The Monash University philosopher Jakob Hohwy, who is part of another Templeton-funded adversarial collaboration, sees it differently. “This goes to the philosophy of science,” he said. He points out the field is still divided over such fundamentals as the definition of consciousness, whether it is closer to thinking or feeling, and even whether self-reported results truly confound the data. For Hohwy, this kind of collaborative effort is the way to move forward. “We will find out as we go along in exactly this type of adversarial collaboration,” he said.
Others, like the computational neuroscientist Megan Peters of the University of California, Irvine, bristled at media coverage that reported the results as a two-horse race between GNWT and IIT rather than a field with multiple contenders. Instead of focusing on winners and losers, Peters said, it’s important to see that science advances by learning from each experimental hurdle. (Having attended the proceedings that night, however, I can attest that the event was arranged to resemble a sporting event.)
Still, Peters remains a fan of adversarial collaborations. During the Covid-19 lockdown, she was inspired by the Templeton process to help organize a series of workshops hosted by the Cognitive Computational Neuroscience conference. In these “generative adversarial collaborations,” researchers engaged in robust debate. “Watching the teams chew on stuff was instructive,” she said.
The first adversarial collaboration on consciousness may not have succeeded in winnowing out any theories from the field.
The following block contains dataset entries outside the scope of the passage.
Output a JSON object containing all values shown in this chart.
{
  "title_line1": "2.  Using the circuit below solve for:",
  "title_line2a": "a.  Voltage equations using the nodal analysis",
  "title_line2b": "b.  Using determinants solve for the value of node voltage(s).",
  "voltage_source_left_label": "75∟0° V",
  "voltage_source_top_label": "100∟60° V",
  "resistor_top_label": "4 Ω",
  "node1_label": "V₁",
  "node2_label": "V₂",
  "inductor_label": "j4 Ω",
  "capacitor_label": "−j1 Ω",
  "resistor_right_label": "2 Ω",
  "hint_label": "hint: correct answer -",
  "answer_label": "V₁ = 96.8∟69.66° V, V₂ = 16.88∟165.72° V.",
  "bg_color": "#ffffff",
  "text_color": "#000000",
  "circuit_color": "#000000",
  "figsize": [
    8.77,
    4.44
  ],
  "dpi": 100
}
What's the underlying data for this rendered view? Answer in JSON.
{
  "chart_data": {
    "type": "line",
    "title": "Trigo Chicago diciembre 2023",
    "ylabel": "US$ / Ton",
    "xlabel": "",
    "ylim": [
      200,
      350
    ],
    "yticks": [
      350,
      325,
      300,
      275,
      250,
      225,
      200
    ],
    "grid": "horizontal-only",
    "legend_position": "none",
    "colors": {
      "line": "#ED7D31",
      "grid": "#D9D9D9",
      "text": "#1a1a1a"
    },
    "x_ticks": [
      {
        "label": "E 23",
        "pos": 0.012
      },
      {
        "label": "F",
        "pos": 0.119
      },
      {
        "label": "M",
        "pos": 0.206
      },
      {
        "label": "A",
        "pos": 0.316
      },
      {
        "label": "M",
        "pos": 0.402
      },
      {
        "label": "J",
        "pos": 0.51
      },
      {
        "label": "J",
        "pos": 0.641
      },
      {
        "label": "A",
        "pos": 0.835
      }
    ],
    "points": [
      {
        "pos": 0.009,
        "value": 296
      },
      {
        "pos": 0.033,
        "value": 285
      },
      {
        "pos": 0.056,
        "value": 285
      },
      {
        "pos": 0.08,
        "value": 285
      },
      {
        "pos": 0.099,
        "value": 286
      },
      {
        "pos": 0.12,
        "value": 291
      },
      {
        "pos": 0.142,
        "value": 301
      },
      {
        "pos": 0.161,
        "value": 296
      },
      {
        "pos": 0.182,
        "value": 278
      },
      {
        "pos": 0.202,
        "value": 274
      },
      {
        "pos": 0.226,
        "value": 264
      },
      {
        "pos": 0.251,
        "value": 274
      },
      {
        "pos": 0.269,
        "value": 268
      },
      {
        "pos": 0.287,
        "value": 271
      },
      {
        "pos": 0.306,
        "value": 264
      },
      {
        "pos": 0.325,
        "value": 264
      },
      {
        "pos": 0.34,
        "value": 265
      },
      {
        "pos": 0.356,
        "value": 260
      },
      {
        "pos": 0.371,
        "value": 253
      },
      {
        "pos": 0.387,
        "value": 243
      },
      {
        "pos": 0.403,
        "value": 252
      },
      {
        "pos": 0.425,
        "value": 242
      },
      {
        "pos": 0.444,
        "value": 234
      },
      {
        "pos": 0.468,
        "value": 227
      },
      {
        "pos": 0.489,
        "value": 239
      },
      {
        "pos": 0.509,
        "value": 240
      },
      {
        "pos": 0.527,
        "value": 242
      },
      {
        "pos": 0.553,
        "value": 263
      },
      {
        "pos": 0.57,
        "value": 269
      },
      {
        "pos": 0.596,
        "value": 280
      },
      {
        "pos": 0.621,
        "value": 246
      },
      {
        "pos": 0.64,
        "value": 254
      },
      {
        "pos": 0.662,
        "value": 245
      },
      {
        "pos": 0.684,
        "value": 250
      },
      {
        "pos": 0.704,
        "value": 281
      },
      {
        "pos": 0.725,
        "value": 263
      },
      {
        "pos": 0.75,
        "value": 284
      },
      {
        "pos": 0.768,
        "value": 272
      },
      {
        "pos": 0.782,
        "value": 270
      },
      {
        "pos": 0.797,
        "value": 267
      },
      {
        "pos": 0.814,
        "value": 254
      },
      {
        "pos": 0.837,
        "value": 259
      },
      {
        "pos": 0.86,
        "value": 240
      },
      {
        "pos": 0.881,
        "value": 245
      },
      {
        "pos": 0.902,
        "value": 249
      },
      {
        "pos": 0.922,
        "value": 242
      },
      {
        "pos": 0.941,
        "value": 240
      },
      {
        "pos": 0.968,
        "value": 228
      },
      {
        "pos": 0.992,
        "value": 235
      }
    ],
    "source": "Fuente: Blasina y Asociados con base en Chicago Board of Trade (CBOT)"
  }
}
But it did force theorists to make more tangible predictions, and it made experimentalists work out new techniques. “The findings of the collaboration remain extremely valuable,” wrote the University of Sussex neuroscientist Anil Seth in a commentary after the June event. “They will push forward the development of both IIT and [GNWT] — and other theories of consciousness, too — by providing new constraints and new explanatory targets.”
For Melloni, the fact that the adversaries have not changed their minds does not detract from the value of the process. “As Kahneman says, people don’t change their mind, yet the way they react to the challenges makes their theory progress or degenerate,” she said. “If the latter, [then] over time the theory ‘dies’ and scientists abandon it.”
Corrections added August 24, 2023:
A missing paragraph describing the adversarial collaborations arising from the workshop, including one for testing HOTs and first order theories, was restored. Also, some details of the descriptions of the experiments that the adversarial collaboration developed for testing GNWT against IIT were clarified.